The process to replace Brazil’s Presidency’s aircraft fleet with new models will be complete in 2013, when the second VH-36 Caracal helicopter will arrive at the Brazilian Air Force’s GTE (Special Transportation Group). The first unit was delivered last week and used by President Dilma Rousseff for the first time two days ago. The model, a VIP version of the medium transportation EC-725 helicopter made by France’s Eurocopter, is part of the delivery schedule established in the Brazil-France military agreement signed in 2009 (Folha).

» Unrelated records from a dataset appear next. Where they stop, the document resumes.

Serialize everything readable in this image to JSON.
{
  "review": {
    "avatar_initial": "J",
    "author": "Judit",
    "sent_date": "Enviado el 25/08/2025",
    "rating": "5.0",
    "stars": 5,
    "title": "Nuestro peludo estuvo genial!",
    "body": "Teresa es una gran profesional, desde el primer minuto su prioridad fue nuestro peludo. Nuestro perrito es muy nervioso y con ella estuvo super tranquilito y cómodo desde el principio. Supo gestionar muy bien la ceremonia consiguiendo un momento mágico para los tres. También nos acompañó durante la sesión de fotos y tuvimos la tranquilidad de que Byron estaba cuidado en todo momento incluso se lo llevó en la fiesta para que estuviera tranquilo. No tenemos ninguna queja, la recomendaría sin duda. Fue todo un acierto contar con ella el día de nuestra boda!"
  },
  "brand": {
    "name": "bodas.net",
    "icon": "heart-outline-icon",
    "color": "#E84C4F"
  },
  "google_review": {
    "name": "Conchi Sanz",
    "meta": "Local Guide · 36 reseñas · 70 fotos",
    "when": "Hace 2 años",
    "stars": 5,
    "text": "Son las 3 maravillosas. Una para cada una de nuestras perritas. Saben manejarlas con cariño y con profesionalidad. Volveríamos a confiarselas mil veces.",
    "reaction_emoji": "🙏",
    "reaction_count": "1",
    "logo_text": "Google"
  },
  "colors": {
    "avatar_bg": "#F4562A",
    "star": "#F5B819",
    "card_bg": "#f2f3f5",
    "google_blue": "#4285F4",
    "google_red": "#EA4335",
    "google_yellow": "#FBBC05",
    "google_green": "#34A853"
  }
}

In a study The Price of Offshore Revisited, commissioned by the Tax Justice Network (TJN), it was estimated that Brazil’s richest have approximately US$520 billion worth deposited in tax havens. Brazil comes in fourth place only after China (US$1.18 trillion), Russia (US$798 billion) and South Korea (US$779 billion) (The Rio Times).
In 1996, Brazil was the first developing country to commit to free and universal access to the anti-retroviral drugs needed to treat HIV. It has also challenged patents on key treatments to ensure access to cheaper generic medicines. With high-profile safe sex campaigns and free distribution of condoms at events such as carnivals, Brazil was praised for its approach. The World Bank predicted in 1992 that Brazil would have 1.2 million cases by 2000, but in fact the authorities report approximately half that number today (BBC).